Colossus shows AUv3 support but it crashes both Cubasis and Auria Pro consistently. It is great as a standalone piano app and has all the right controls including some rather obscure ones like dynamic Hermode tuning (which shifts the pitch on major 3rds in chords accordingly to make chords sound sweeter. An amazing app but a frustrating AUv3. If anyone has found work arounds for it as an AUv3 please comment here. Setting the latency way back just doesn't seem like the best way to make a great piano. But maybe that's useful for MIDI playback like this test featured. I created the Colussus Wave file for this test and ran the App using it's own MIDI player into a MacBook Pro using USB IDAM and recorded it using Logic Pro X on the Mac. Try as I may I could not create an IOS recording of a wave file just using IOS Apps. I only owned Auria Pro at the time... didn't think of testing GarageBand and now have Cubasis and it can't record the 13GB Colossus Concert Grand. It still didn't win against the Salamander to most of the listeners. To my ears the RC 275 and Colossus sound more like a real piano across all the dynamics of the Grieg. I also loved the Salamander and the "Piano in 162" for these reasons... realistic pianos at all volumes.

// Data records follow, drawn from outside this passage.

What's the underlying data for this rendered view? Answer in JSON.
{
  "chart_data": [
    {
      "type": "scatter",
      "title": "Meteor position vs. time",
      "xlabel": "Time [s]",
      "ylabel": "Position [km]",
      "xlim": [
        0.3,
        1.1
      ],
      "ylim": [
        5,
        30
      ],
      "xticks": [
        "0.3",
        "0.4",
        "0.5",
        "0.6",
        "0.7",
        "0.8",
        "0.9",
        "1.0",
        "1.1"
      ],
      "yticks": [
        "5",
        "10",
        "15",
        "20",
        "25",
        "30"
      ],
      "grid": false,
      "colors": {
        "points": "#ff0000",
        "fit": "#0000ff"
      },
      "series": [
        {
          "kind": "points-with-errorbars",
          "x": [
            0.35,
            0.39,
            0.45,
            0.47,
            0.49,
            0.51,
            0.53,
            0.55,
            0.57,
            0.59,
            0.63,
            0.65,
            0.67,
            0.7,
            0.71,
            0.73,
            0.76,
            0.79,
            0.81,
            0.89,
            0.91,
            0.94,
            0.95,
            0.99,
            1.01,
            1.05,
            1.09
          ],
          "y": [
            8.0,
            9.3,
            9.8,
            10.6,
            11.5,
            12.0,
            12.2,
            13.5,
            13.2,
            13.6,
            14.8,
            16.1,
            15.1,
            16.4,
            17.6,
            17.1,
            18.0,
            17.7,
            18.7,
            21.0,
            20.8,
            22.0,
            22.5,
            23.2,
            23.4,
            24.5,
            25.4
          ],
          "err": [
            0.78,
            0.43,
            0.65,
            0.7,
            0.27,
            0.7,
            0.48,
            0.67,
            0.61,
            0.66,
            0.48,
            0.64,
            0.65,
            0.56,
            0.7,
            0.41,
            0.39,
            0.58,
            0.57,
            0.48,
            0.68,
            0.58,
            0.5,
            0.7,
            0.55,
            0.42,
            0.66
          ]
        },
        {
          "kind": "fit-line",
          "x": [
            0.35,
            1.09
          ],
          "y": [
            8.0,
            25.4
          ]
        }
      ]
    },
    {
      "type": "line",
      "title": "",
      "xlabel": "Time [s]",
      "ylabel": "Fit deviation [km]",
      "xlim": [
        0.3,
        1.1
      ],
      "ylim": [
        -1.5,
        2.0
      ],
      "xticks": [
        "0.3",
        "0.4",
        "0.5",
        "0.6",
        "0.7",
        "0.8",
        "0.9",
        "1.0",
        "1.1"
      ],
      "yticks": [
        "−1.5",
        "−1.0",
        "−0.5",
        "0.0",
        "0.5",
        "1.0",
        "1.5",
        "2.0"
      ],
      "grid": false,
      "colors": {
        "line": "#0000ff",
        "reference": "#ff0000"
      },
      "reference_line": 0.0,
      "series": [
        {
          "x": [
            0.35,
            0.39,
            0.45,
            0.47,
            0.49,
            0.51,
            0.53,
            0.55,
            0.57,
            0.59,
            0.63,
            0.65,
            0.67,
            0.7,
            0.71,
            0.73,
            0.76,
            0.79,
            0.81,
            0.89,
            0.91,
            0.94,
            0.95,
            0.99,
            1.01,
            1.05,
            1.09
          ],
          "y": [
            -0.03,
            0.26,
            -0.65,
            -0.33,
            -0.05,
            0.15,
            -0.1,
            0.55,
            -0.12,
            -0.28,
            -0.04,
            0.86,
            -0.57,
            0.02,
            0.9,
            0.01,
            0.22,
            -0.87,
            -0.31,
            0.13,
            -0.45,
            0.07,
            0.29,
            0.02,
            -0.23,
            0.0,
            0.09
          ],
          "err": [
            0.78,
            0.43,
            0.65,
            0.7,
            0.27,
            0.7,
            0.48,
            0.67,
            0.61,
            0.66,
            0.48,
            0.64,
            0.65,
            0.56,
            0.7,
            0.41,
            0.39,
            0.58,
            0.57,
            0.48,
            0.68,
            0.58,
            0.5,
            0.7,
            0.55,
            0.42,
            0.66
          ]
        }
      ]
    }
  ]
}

The "Piano in 162" turns out to be a 5GB SFZ library available for free. But it takes the Lyra Sampler in Auria Pro to load it and there's a $50 cost to that so. RavensCroft 275 for $36 looks like a winner in more application cases: solo playing, mixes, etc.
Thia has been a real hoot learning more and more about how these pianos get recorded and bring realism to the world of IOS music. Thanks again @tja.